Re: PloneSoftwareCenter DOAP



Thanks for your opinion :)

But the problem resides at another level (and here I'm sorry because I supposed everyone was familiar with how PloneSoftwareCenter works).
In PloneSoftwareCenter, there is no such thing as assigning an OS (or a platform) to the project.
Rather, the OS/Platform is assigned to the single downloadable file that belongs to a release:

PloneSofwareCenter
  |
  --- Project
        |
        --- Release
              |
              --- File (here gets assigned the OS)

So, I can have the project "epiphany". Project "epiphany" has only one release: "1.0". Release "1.0" contains 4 downloadable files: epiphany.exe (whose OS attribute says "windows"), epiphany.dmg (whose OS attribute says "mac os x"), epiphany.rpm (whose OS attribute says "linux") and the source distribution of the release epiphany.tar.gz (whose OS attribute says "all platforms" because from a theoretical point of view I can compile and run it on any platform that has a gcc).
This is a brilliant approach. If release 2.0 adds support for BeOS, I don't have to modify the Project object and add BeOS to the list of supported systems: I just add the downloadable file.

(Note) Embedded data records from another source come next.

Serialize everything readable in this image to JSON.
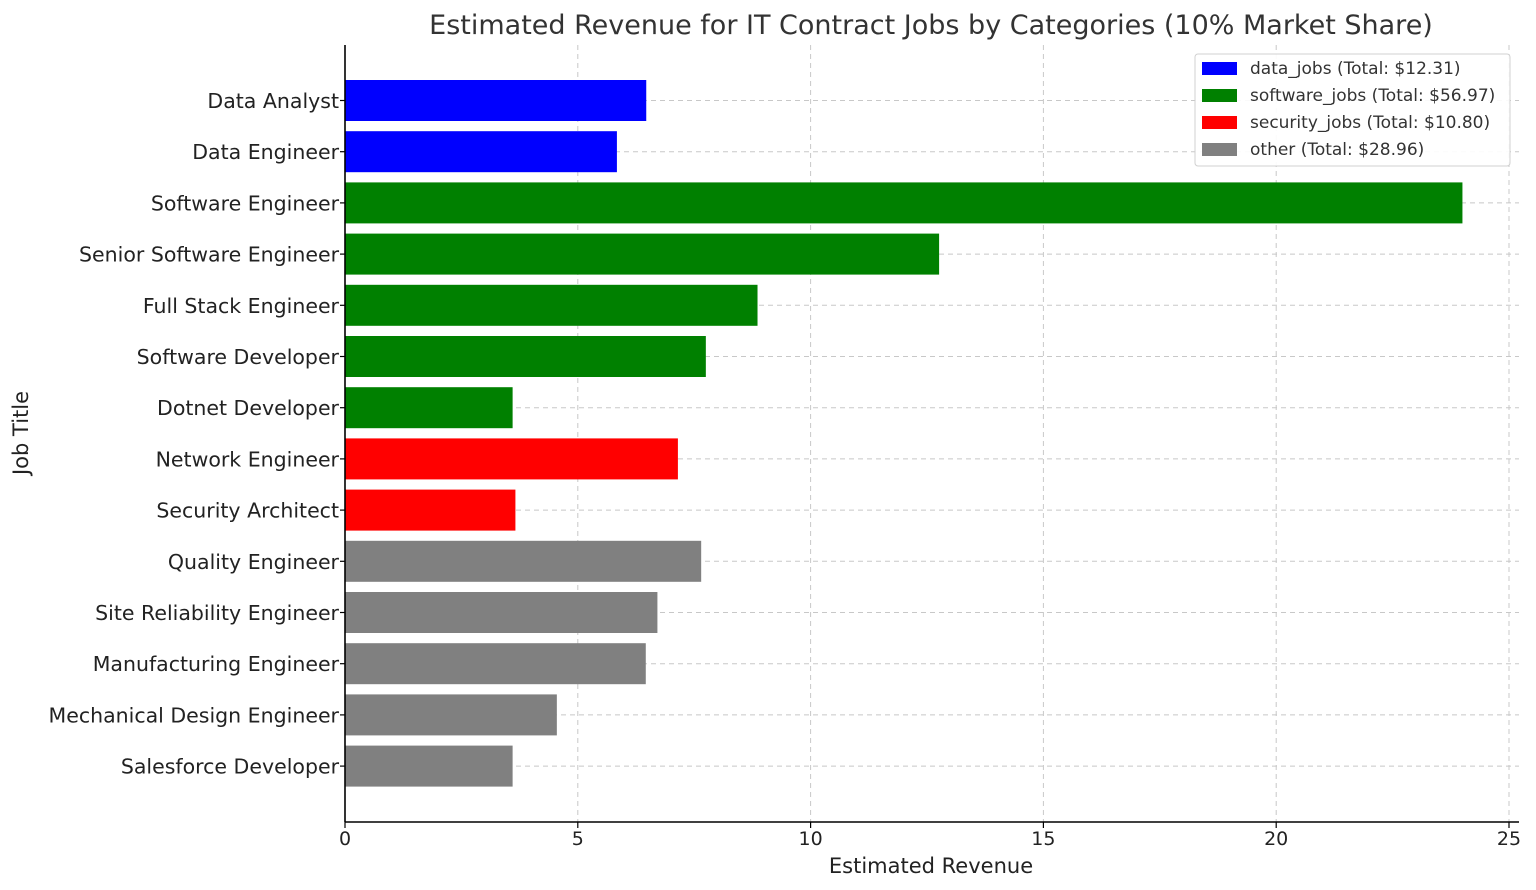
{
  "chart_data": {
    "type": "bar",
    "orientation": "horizontal",
    "title": "Estimated Revenue for IT Contract Jobs by Categories (10% Market Share)",
    "xlabel": "Estimated Revenue",
    "ylabel": "Job Title",
    "xlim": [
      0,
      25
    ],
    "xticks": [
      0,
      5,
      10,
      15,
      20,
      25
    ],
    "grid": true,
    "legend_position": "top-right",
    "categories": [
      "Data Analyst",
      "Data Engineer",
      "Software Engineer",
      "Senior Software Engineer",
      "Full Stack Engineer",
      "Software Developer",
      "Dotnet Developer",
      "Network Engineer",
      "Security Architect",
      "Quality Engineer",
      "Site Reliability Engineer",
      "Manufacturing Engineer",
      "Mechanical Design Engineer",
      "Salesforce Developer"
    ],
    "values": [
      6.47,
      5.84,
      24.0,
      12.76,
      8.86,
      7.75,
      3.6,
      7.15,
      3.66,
      7.65,
      6.71,
      6.46,
      4.55,
      3.6
    ],
    "bar_groups": [
      "data_jobs",
      "data_jobs",
      "software_jobs",
      "software_jobs",
      "software_jobs",
      "software_jobs",
      "software_jobs",
      "security_jobs",
      "security_jobs",
      "other",
      "other",
      "other",
      "other",
      "other"
    ],
    "series": [
      {
        "name": "data_jobs",
        "legend_label": "data_jobs (Total: $12.31)",
        "color": "#0000ff"
      },
      {
        "name": "software_jobs",
        "legend_label": "software_jobs (Total: $56.97)",
        "color": "#008000"
      },
      {
        "name": "security_jobs",
        "legend_label": "security_jobs (Total: $10.80)",
        "color": "#ff0000"
      },
      {
        "name": "other",
        "legend_label": "other (Total: $28.96)",
        "color": "#808080"
      }
    ]
  }
}
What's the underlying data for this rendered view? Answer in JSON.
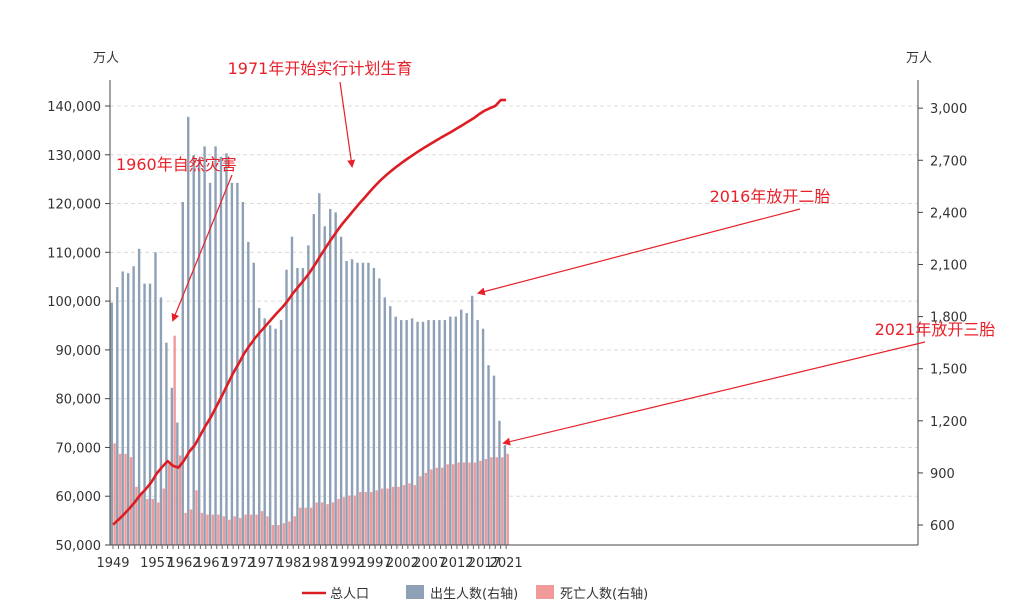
{
  "chart_data": {
    "type": "bar+line",
    "left_axis": {
      "unit": "万人",
      "range": [
        50000,
        140000
      ],
      "ticks": [
        "50,000",
        "60,000",
        "70,000",
        "80,000",
        "90,000",
        "100,000",
        "110,000",
        "120,000",
        "130,000",
        "140,000"
      ]
    },
    "right_axis": {
      "unit": "万人",
      "range": [
        485,
        3070
      ],
      "ticks": [
        "600",
        "900",
        "1,200",
        "1,500",
        "1,800",
        "2,100",
        "2,400",
        "2,700",
        "3,000"
      ]
    },
    "x_labels": [
      "1949",
      "1957",
      "1962",
      "1967",
      "1972",
      "1977",
      "1982",
      "1987",
      "1992",
      "1997",
      "2002",
      "2007",
      "2012",
      "2017",
      "2021"
    ],
    "x_label_years": [
      1949,
      1957,
      1962,
      1967,
      1972,
      1977,
      1982,
      1987,
      1992,
      1997,
      2002,
      2007,
      2012,
      2017,
      2021
    ],
    "years": [
      1949,
      1950,
      1951,
      1952,
      1953,
      1954,
      1955,
      1956,
      1957,
      1958,
      1959,
      1960,
      1961,
      1962,
      1963,
      1964,
      1965,
      1966,
      1967,
      1968,
      1969,
      1970,
      1971,
      1972,
      1973,
      1974,
      1975,
      1976,
      1977,
      1978,
      1979,
      1980,
      1981,
      1982,
      1983,
      1984,
      1985,
      1986,
      1987,
      1988,
      1989,
      1990,
      1991,
      1992,
      1993,
      1994,
      1995,
      1996,
      1997,
      1998,
      1999,
      2000,
      2001,
      2002,
      2003,
      2004,
      2005,
      2006,
      2007,
      2008,
      2009,
      2010,
      2011,
      2012,
      2013,
      2014,
      2015,
      2016,
      2017,
      2018,
      2019,
      2020,
      2021
    ],
    "series": [
      {
        "name": "总人口",
        "axis": "left",
        "kind": "line",
        "color": "#dc1e24",
        "values": [
          54167,
          55196,
          56300,
          57482,
          58796,
          60266,
          61465,
          62828,
          64653,
          65994,
          67207,
          66207,
          65859,
          67295,
          69172,
          70499,
          72538,
          74542,
          76368,
          78534,
          80671,
          82992,
          85229,
          87177,
          89211,
          90859,
          92420,
          93717,
          94974,
          96259,
          97542,
          98705,
          100072,
          101654,
          103008,
          104357,
          105851,
          107507,
          109300,
          111026,
          112704,
          114333,
          115823,
          117171,
          118517,
          119850,
          121121,
          122389,
          123626,
          124761,
          125786,
          126743,
          127627,
          128453,
          129227,
          129988,
          130756,
          131448,
          132129,
          132802,
          133450,
          134091,
          134735,
          135404,
          136072,
          136782,
          137462,
          138271,
          139008,
          139538,
          140005,
          141212,
          141260
        ]
      },
      {
        "name": "出生人数(右轴)",
        "axis": "right",
        "kind": "bar",
        "color": "#8ea0b6",
        "values": [
          1880,
          1970,
          2060,
          2050,
          2090,
          2190,
          1990,
          1990,
          2170,
          1910,
          1650,
          1390,
          1190,
          2460,
          2950,
          2730,
          2710,
          2780,
          2570,
          2780,
          2720,
          2740,
          2570,
          2570,
          2460,
          2230,
          2110,
          1850,
          1790,
          1750,
          1730,
          1780,
          2070,
          2260,
          2080,
          2080,
          2210,
          2390,
          2510,
          2320,
          2420,
          2400,
          2260,
          2120,
          2130,
          2110,
          2110,
          2110,
          2080,
          2020,
          1910,
          1860,
          1800,
          1780,
          1780,
          1790,
          1770,
          1770,
          1780,
          1780,
          1780,
          1780,
          1800,
          1800,
          1840,
          1820,
          1920,
          1780,
          1730,
          1520,
          1460,
          1200,
          1060
        ]
      },
      {
        "name": "死亡人数(右轴)",
        "axis": "right",
        "kind": "bar",
        "color": "#f09a9a",
        "values": [
          1070,
          1010,
          1010,
          990,
          820,
          790,
          750,
          750,
          730,
          810,
          950,
          1690,
          1000,
          670,
          690,
          800,
          670,
          660,
          660,
          660,
          650,
          630,
          650,
          640,
          660,
          660,
          660,
          680,
          650,
          600,
          600,
          610,
          620,
          650,
          700,
          700,
          700,
          730,
          730,
          720,
          730,
          750,
          760,
          770,
          770,
          790,
          790,
          790,
          800,
          810,
          810,
          820,
          820,
          830,
          840,
          830,
          880,
          900,
          920,
          930,
          930,
          950,
          950,
          960,
          960,
          960,
          960,
          970,
          980,
          990,
          990,
          990,
          1010
        ]
      }
    ],
    "annotations": [
      {
        "text": "1971年开始实行计划生育",
        "year": 1970,
        "target_axis": "right",
        "target_value": 2550
      },
      {
        "text": "1960年自然灾害",
        "year": 1960,
        "target_axis": "right",
        "target_value": 1690
      },
      {
        "text": "2016年放开二胎",
        "year": 2016,
        "target_axis": "right",
        "target_value": 1780
      },
      {
        "text": "2021年放开三胎",
        "year": 2021,
        "target_axis": "right",
        "target_value": 1030
      }
    ],
    "legend": {
      "position": "bottom-center",
      "items": [
        {
          "label": "总人口",
          "kind": "line",
          "color": "#dc1e24"
        },
        {
          "label": "出生人数(右轴)",
          "kind": "bar",
          "color": "#8ea0b6"
        },
        {
          "label": "死亡人数(右轴)",
          "kind": "bar",
          "color": "#f09a9a"
        }
      ]
    },
    "grid": "horizontal-dashed"
  }
}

However, DOAP reasons along different lines: the OS/Platform attribute has to be associated to the project, and only if the project is OS-specific.
In order to have a list of supported operating systems for a project, my code follows the simple algorythm:
* Retrieve all the downloadable files associated with a Project
* Reads all the OS/Platform attributes of each downloadable file
* Filters duplicates and all and just returns the attribute list

The problem is that, if I take the example I gave before (epiphany) I end up having four values: "windows", "mac os x", "linux" and "All platforms".
What would DOAP do? Write no os attribute, because the project isn't os specific.
What does my code do? Writes four os tags containing the four values. Now, if the light went down and there is just a siren and a blinking red light, don't worry, that's the bug alert.

I should somewhat treat "All platform" in a different way, but I can't just rely on the name.

Anyway, after thinking about it while coming home on the bus, I came to the conclusion that the only solution that works is the one suggested by Martin and that I mocked as "KDE-ish" (let the user, at configuration time, decide if a value represents "all platforms", or, in a more formal way, if the value triggers the deletion of the os tag when encountered).

This means modify some stuff, write migrations scripts, and test them (the migration scripts: and to me doesn't look like a thing you can do in a couple of seconds).
This is mainly because I suspect there is no way to automate migration scripts tests, and they have to be done manually, and you want to be *damn sure* that things in a migration script works well.

I won't merge in trunk until this is corrected though: because we don't generate a correct DOAP right now. Is it possible to add DOAP after the release? (even in a short span: like a couple weeks)


--
Simone Deponti
-------------------------------------------
- Oh wait, which ones are we Linux guys again, Rebels or Empire?
- Microsoft is the Empire. Apple is the Rebels. We are the Ewoks.